Risks and performance headwinds
The primary risk is performance risk: active management is a concentrated bet that the managers’ stock selection adds value, and that bet does not always pay off. During periods when the S&P 500 appreciates steadily on rising corporate profits and stable or falling interest rates, passive funds that hold the entire index often outperform active selections that have rotated away from the market’s leaders. Conversely, in choppy or declining markets, disciplined stock selection can offer protection that passive benchmarking does not provide.
A second risk is concentration. Because the portfolio is smaller than the index, it is exposed to the performance of a narrower set of stocks. A severe decline in one or more of the fund’s large positions can harm returns more acutely than it would in a more diversified portfolio.

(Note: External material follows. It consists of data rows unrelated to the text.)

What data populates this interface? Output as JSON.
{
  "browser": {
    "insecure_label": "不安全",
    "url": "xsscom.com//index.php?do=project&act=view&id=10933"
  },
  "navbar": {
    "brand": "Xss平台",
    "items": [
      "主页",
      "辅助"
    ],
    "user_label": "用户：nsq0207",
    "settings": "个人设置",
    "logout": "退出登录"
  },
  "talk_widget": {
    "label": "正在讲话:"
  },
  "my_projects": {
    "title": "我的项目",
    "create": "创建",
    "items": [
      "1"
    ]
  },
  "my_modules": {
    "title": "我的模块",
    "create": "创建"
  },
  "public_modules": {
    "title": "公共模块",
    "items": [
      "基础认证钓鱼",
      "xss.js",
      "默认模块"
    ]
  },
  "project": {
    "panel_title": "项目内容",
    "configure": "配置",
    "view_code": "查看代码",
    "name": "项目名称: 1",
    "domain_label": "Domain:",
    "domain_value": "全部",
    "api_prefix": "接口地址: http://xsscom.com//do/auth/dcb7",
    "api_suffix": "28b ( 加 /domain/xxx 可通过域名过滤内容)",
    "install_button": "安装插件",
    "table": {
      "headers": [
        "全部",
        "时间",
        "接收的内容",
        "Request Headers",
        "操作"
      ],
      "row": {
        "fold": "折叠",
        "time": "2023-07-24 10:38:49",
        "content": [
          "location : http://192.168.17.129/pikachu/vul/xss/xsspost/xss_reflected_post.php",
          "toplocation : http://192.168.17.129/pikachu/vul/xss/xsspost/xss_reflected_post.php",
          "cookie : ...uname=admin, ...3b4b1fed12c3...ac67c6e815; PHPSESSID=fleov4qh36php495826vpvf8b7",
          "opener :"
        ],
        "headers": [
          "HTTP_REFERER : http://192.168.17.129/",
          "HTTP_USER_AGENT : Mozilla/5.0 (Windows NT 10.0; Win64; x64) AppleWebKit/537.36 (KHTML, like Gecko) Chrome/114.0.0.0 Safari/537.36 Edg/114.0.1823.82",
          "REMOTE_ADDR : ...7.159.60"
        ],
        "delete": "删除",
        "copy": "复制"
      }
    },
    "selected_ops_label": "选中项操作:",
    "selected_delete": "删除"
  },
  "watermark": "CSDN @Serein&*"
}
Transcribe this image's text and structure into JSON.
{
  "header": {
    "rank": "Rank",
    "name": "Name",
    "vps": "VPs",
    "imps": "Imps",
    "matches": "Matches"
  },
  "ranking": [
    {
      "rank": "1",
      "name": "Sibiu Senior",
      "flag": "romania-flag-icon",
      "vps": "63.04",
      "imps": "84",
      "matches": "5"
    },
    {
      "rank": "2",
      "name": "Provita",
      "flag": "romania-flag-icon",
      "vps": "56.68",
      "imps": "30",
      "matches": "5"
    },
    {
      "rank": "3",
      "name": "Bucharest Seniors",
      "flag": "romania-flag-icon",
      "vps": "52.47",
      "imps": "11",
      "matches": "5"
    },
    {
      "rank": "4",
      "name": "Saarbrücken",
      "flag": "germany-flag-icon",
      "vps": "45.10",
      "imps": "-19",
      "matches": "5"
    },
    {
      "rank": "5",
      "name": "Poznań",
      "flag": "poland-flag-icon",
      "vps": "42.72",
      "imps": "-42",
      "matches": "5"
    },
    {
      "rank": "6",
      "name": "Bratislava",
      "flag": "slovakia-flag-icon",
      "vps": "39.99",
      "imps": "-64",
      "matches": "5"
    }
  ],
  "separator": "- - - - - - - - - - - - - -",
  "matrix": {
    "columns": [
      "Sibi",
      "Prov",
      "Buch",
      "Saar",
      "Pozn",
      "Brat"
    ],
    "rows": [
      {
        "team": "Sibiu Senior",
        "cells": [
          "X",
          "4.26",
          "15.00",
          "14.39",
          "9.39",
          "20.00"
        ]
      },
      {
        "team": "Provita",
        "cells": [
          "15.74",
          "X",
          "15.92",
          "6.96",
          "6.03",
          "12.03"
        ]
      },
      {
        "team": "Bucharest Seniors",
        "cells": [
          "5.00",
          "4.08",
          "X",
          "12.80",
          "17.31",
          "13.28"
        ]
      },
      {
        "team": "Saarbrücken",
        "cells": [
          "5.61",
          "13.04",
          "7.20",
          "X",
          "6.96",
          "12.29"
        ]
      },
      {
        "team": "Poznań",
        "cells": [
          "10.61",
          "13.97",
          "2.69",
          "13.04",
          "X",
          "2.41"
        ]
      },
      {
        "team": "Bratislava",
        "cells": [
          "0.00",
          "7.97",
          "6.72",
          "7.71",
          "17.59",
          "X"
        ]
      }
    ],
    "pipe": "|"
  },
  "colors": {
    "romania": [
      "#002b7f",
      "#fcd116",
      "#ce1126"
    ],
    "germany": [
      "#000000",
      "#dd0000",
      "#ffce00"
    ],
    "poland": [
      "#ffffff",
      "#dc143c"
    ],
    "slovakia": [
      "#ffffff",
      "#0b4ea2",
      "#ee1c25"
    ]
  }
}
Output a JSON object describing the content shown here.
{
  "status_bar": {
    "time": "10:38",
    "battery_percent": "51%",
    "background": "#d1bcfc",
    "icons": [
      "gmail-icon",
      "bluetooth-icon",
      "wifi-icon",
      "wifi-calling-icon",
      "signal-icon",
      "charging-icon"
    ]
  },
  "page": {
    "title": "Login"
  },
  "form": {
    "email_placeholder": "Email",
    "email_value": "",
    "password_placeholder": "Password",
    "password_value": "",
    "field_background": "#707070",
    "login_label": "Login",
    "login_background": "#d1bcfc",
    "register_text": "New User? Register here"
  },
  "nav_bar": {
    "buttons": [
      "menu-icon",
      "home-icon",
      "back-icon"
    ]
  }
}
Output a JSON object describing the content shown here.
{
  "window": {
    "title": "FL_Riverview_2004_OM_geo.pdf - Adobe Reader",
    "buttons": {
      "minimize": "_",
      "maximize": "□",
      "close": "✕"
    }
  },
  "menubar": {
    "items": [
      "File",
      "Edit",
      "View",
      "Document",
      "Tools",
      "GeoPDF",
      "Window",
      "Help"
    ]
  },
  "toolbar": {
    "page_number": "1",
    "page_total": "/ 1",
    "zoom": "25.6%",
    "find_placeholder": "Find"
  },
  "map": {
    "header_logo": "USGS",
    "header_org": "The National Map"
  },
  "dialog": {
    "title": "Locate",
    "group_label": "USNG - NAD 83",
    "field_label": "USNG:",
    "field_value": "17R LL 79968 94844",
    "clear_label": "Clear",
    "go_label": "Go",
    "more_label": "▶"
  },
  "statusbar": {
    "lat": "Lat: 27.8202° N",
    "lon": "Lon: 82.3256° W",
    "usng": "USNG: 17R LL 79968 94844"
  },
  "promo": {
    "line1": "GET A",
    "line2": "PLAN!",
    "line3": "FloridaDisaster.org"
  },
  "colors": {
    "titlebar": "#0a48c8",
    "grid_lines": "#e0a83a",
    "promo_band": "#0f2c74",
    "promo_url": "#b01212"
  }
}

Third is liquidity risk. While RFFC itself trades with typical intraday liquidity on exchanges, the underlying stocks are still subject to market conditions. During sharp market dislocations, the fund’s ability to trade at fair value can be affected.
How to research RFFC
Anyone considering RFFC should examine both the fund’s prospectus and its recent holdings and performance. The prospectus outlines the investment objectives, strategies, and risks in full legal detail. The fact sheet, available on ALPS Advisors’ website, shows current holdings, the top positions, sector breakdown, and annualized returns versus the S&P 500 benchmark.
Key metrics to watch: How has RFFC’s return tracked relative to the S&P 500 over the past one, three, five, and ten years? In which market environments has it performed best and worst? What is the turnover rate, and how has it evolved? Do the fund’s current top ten holdings reflect a coherent thesis, or do they appear arbitrary? Has the portfolio maintained its concentrated structure, or has it drifted toward a larger number of smaller positions?
Performance comparisons should account for the fund’s fees and any tax effects in the investor’s specific situation. Because active management involves a choice to diverge from the market, owning RFFC alongside a broad index fund is redundant — the fund is intended to replace index holdings, not supplement them. For investors comfortable with the active-versus-passive debate and willing to bet on the managers’ skill, RFFC provides a liquid, low-friction vehicle for that bet.